Swiatek advances to last four at WTA Finals

by Les Roopanarine

No one could say Caroline Garcia didn’t turn up. For an hour and more, the swashbuckling Frenchwoman gave everything against Iga Swiatek. And in Garcia’s case, “everything” covers the whole caboodle: blistering serves delivered by the tour leader for aces; rapier-like returns struck from a position so far inside the baseline that it almost feels indecent; thunderous groundstrokes; silken volleying skills; breath-taking athleticism. 

None of it mattered. Garcia came away with just five games – the same number Daria Kasatkina garnered in a one-sided battering by the Polish world No 1 two days ago. The aura of invincibility surrounding Swiatek, whose 6-3, 6-2 victory carries her into the last four of the WTA Finals for the first time, is such that her name might as well be inscribed on the trophy already.

There is a long way to go before then, of course. Yet, playing as she did, certainly in the initial stages, Garcia would surely have beaten anyone else in the eight-woman field. The Frenchwoman, who overpowered Swiatek in the Poland Open quarter-finals this summer, is the only singles player in Fort Worth with a victory over the 21-year-old this season, and here she picked up from where she left off in Warsaw, attacking relentlessly behind her serve, taking her returns impossibly early, battering her groundstrokes. 

The mental resilience Swiatek showed to survive the early onslaught was extraordinary. Garcia had treated the Pole’s second serve with disdain in their previous meeting, and when the top seed produced a nervy double-fault en route to being broken in the third game, it looked as though history might be about to repeat itself. 

The challenge posed by Garcia’s aggressive returning is both psychological and technical. On the one hand, there is the intimidation factor; on the other, there is the need to produce execute flawlessly under extreme pressure. She is a tennis highwaywoman, her battle cry “Stand and deliver”. Yet Swiatek rarely fails to deliver these days. As Garcia served to consolidate her advantage, firing down two aces, Swiatek took a leaf out of her opponent’s book, moving in to crush a backhand return for a winner. Another scorching drive off that wing sealed the break back and, once Swiatek survived another stern examination on serve, she was on her way.

“I feel like at the beginning I didn’t have much confidence,” said the French and US Open champion following her 47th straight-sets win of the year. “She broke me, basically, because I couldn’t put my first serve in. But then I changed my technique a little bit, I knew what I had to do, to be more solid, but maybe serve with less power so that I had more control. 

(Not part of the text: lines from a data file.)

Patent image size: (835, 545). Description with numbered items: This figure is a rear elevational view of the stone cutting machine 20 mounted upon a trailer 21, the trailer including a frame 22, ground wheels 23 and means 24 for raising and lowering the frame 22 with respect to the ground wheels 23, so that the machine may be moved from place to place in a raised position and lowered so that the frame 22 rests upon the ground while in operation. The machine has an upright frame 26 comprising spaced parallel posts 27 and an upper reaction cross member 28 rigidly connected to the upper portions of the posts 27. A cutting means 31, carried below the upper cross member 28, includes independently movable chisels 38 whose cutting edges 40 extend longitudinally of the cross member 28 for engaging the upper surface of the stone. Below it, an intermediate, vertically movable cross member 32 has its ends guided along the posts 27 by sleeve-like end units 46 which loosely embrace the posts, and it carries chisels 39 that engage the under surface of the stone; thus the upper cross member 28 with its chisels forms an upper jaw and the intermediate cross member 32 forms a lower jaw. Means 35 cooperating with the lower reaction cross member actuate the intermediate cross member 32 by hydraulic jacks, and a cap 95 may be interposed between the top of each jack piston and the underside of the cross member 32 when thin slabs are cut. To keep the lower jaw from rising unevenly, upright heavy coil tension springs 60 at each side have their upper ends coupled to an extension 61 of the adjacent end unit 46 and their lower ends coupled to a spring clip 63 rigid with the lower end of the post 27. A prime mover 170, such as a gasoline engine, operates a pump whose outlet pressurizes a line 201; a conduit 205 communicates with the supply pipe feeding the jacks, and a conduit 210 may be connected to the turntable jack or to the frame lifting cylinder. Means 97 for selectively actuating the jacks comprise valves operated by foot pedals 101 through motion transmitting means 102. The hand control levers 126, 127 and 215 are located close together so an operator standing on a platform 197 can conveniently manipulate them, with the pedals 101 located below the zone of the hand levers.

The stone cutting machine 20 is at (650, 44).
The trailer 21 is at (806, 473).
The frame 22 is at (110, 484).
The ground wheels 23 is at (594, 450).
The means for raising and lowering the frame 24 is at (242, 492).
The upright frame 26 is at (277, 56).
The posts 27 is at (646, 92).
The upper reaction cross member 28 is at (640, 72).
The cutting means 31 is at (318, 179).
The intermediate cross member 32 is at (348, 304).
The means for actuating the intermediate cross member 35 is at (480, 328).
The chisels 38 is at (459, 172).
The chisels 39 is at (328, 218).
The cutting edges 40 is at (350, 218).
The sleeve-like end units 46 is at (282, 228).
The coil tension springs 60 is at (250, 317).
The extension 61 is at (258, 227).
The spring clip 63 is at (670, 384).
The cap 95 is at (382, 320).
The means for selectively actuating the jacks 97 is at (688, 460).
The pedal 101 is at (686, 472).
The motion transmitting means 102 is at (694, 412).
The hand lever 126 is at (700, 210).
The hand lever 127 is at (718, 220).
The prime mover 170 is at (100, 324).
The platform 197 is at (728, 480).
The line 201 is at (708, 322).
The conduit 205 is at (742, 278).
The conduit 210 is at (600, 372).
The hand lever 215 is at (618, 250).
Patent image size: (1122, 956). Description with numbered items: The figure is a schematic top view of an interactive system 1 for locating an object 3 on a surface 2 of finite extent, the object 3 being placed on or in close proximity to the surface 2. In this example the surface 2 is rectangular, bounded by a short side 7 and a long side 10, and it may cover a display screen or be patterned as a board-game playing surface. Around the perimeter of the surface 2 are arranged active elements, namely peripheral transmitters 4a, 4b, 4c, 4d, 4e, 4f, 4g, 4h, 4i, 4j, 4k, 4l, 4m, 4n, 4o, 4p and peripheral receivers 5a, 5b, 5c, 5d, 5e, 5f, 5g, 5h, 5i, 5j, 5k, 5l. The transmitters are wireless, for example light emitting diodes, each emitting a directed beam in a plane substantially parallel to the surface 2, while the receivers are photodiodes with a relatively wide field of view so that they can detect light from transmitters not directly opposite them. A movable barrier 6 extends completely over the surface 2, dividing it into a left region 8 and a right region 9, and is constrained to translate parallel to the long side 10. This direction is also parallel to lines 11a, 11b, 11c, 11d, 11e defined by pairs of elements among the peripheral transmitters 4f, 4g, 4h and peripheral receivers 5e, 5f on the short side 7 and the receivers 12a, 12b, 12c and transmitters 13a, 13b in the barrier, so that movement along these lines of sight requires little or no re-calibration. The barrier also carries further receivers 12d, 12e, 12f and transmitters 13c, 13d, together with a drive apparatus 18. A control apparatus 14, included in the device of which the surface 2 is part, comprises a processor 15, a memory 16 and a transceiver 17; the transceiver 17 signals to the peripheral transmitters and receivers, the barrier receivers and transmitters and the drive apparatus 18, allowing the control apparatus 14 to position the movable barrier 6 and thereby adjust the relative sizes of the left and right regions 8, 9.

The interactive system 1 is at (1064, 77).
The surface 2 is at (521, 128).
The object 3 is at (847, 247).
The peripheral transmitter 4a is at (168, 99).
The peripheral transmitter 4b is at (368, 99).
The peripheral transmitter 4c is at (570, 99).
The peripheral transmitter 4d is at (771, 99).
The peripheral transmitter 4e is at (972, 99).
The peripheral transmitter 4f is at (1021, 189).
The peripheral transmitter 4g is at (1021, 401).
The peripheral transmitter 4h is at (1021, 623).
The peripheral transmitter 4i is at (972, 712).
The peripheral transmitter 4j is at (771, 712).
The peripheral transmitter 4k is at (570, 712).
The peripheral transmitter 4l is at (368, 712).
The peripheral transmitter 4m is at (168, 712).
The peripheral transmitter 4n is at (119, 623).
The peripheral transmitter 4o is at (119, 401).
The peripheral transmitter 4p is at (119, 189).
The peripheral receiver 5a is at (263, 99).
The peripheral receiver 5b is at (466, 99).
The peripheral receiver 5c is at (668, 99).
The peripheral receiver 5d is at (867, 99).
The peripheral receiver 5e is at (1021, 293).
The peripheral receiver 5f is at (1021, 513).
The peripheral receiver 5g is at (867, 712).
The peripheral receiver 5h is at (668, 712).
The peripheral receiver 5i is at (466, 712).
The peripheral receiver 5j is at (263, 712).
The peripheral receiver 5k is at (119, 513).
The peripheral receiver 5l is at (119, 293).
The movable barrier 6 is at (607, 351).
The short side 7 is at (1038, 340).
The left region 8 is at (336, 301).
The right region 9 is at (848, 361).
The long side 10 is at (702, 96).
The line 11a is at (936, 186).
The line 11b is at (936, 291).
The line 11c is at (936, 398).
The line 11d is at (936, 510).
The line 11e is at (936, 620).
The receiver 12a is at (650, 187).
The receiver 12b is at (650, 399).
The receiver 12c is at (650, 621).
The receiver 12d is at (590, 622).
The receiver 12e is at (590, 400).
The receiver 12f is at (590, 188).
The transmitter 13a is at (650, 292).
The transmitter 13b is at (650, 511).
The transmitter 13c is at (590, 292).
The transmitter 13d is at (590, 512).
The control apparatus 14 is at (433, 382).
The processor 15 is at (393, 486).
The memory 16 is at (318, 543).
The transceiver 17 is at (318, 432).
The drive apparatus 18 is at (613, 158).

“I’m pretty happy that it worked, because in the next games, maybe I wasn’t serving perfectly, but we played rallies and I felt like in those rallies I could really dominate. 

“It’s the last tournament of the season, so I have kind of nothing to lose. I don’t have to worry what I’m going to do next. So for sure, I’m giving it 100%, physically and mentally.”

It showed. A sequence of eight straight points carried Swiatek to 5-3 and, having survived a testing service game to seal the opener, she broke again at the start of the second set. When Garcia then squandered a 0-40 advantage on Swiatek’s serve in the next game, her fate was as good as sealed. By the latter stages of the second set, she was having to play at the very top of her ability merely to win points. 

Martina Navratilova, providing analysis for Amazon Prime, highlighted a lack of tactical nous on Garcia’s part, in particular her habit of approaching crosscourt, which opened up the angles for Swiatek. And yes, the Frenchwoman was tactically naive at times. But no one will appreciate better than Navratilova the difficulty of thinking clearly in the face of relentless attacking incursions by a rampant world No 1, an area in which the 18-time slam champion was a past master. Garcia vowed to improve.

“I will try to learn the tough lesson Iga gave me,” said the Frenchwoman, who will now face Kasatkina, a 7-6 (8-6), 6-3 winner over Coco Gauff, in a playoff for second place in Tracy Austin Group.

“Iga played a great match, she didn’t give me a lot of space, a lot of mistakes. I think I can still play better, but today was not enough. I will try to see what we can do better with the team to get better on court in two days and face the challenge of Dasha.”

Kasatkina, who has not lost a set in her three meetings with Gauff, recovered from 4-1 down in the opening set as the American teenager struggled with her consistency. Gauff, who is now eliminated after losing her opening match to Garcia in straight sets, ended the night with 43 unforced errors to the Russian’s 14. 

“It was tough,” said Kasatkina, the eighth seed. “I was nervous at the beginning. 

“With the rhythm of the match, nerves disappear a little bit and start to be better. So I’m really happy to be still alive.”